This column was written by Nicholas Von Hoffman.
Anybody who knew anything shook their heads while the politicians and the bankers and home builders boasted. The boast was that almost three-quarters of American households were homeowners.
Anybody who knew anything knew the reason was all you had to do to get a mortgage was to show the loan officer that your body was warm. Can't afford a down payment? Don't worry about it. You've got an abominable credit rating? So who's looking? You don't have a dime in the bank? We don't ask embarrassing questions. We just hand out loans.
This is what they call the subprime mortgage market, where in the last few years 6 million bad risks have gotten the financing they needed to buy a house. No banker in his right mind would make such a mortgage, but for the last few years the sane bankers have been hiding under their desks or have left for the grocery business.
As long as housing prices were jumping higher almost by the hour, the subprime mortgage holders pretty much managed their monthly payments, although there are stories out there in real estate land of people missing their first payment on a no-down-payment mortgage. People who ran into trouble could refinance the house and cover their payments that way, something that ceased to be possible when house prices went flat and began to move downward.
Other subprimers ran into trouble when the period of the introductory teaser interest rates expired and their monthly payments jumped by hundreds of dollars, which they did not have. Official figures do not exist, but it appears that somewhere between 15 and 20 percent of subprime mortgages are behind in their payments. That works out to a lot of people, a lot of families, and a lot of money.

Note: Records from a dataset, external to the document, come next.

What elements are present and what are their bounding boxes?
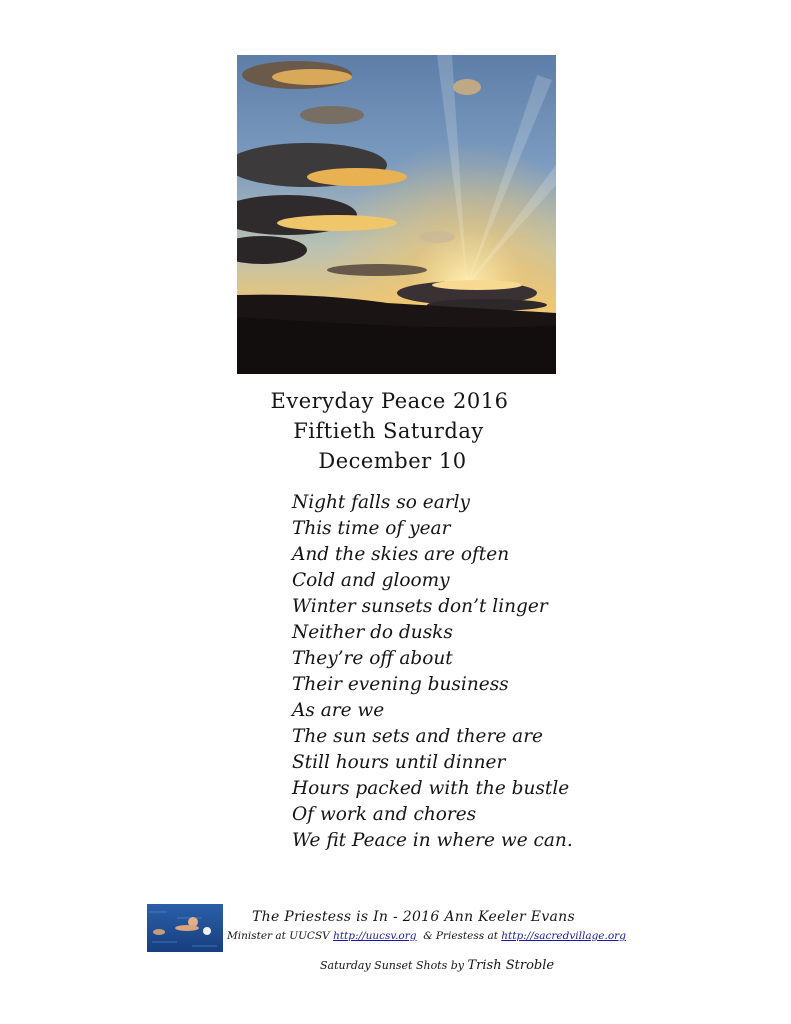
poem-line: Cold and gloomy xyxy=(292,570,450,591)
title-line-1: Everyday Peace 2016 xyxy=(270,389,509,413)
poem-line: They’re off about xyxy=(292,648,453,669)
title-line-3: December 10 xyxy=(318,449,467,473)
minister-prefix: Minister at UUCSV xyxy=(227,930,330,942)
poem-line: This time of year xyxy=(292,518,451,539)
poem-line: And the skies are often xyxy=(292,544,510,565)
poem-line: Winter sunsets don’t linger xyxy=(292,596,548,617)
title-line-2: Fiftieth Saturday xyxy=(293,419,484,443)
priestess-prefix: & Priestess at xyxy=(423,930,498,942)
poem-line: As are we xyxy=(292,700,385,721)
uucsv-link[interactable]: http://uucsv.org xyxy=(333,930,417,942)
sunset-photo xyxy=(237,55,556,374)
title-block xyxy=(0,386,791,476)
poem-line: Night falls so early xyxy=(292,492,470,513)
photo-credit xyxy=(320,958,554,973)
poem-line: The sun sets and there are xyxy=(292,726,543,747)
poem-line: Their evening business xyxy=(292,674,509,695)
poem-line: Of work and chores xyxy=(292,804,477,825)
poem-line: We fit Peace in where we can. xyxy=(292,830,573,851)
swimmer-photo xyxy=(147,904,223,952)
poem-line: Neither do dusks xyxy=(292,622,453,643)
poem xyxy=(292,490,573,854)
poem-line: Still hours until dinner xyxy=(292,752,506,773)
credit-name: Trish Stroble xyxy=(467,958,555,973)
credit-prefix: Saturday Sunset Shots by xyxy=(320,959,465,972)
affiliation-line xyxy=(227,930,626,942)
poem-line: Hours packed with the bustle xyxy=(292,778,570,799)
sacredvillage-link[interactable]: http://sacredvillage.org xyxy=(501,930,626,942)
attribution: The Priestess is In - 2016 Ann Keeler Evans xyxy=(252,909,575,925)
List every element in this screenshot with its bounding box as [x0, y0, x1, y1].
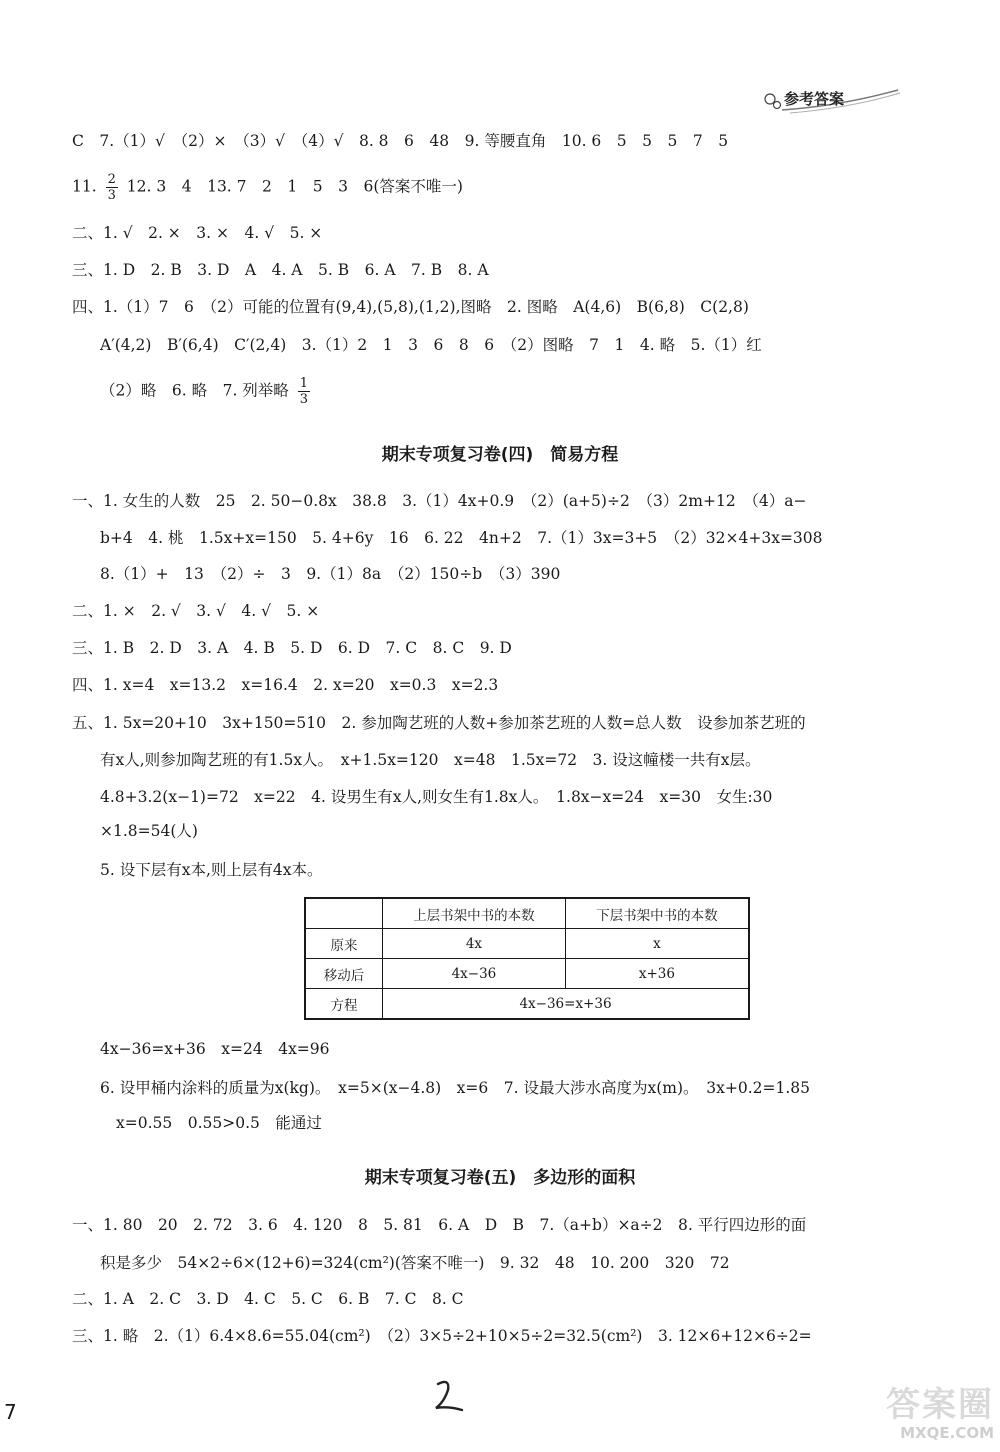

Between subprime mortgages and prime mortgages, which are those with the lowest interest rates and the best terms, there is an intermediate category of loans. These are known as Alt-A loans. Alt-A borrowers may have good credit ratings but may have bought a second house to flip as a speculation. They also are facing increases in their monthly payments and as a result a still small but rising number of these people have fallen into arrears on their payments.
The situation is complicated by the suspicion of a significant amount of fraud in the feverish real estate market of the last few years. The fraud would have taken the form of overvaluation in property appraisals, leading to owners borrowing more money than the property is worth. If it is true, it would not be the first time.
If hundreds of thousands or even millions of buyers welch on their mortgages, what happens? The sensible next step is to modify the terms of the mortgage with the mortgage holder. To the extent that some banks hold the mortgages they make, that can be done, but most institutions that originate mortgages sell them to others, who bundle them and convert them into bonds. Who owns the bonds? Who knows? It could be pension funds, universities, hedge funds, a Chinese bank. They are all over the place and, to make matters more confusing, they are not all the same.
Some bonds must be repurchased by their issuers if things go south; others have some kind of rainy-day fund to cover defaults of the underlying mortgages. Some of these bonds are made up of only the best, most reliable mortgages; some are a mix.
The long and short of it is that we are in uncharted territory. The setup today is unlike the arrangements at the time of the last real estate flop twenty-five years ago. From homeowner to investor, we do not know who is going to be injured or how badly. Maybe a lot of people take a small hit and everybody wiggles out of this mess. Or maybe it gets messier and we have to face some people being tossed out of their homes.
And just think, it was only a few years ago that those smart men and women they released from the think tanks to lecture us were explaining that the days of uncertainty and worry were all in the past.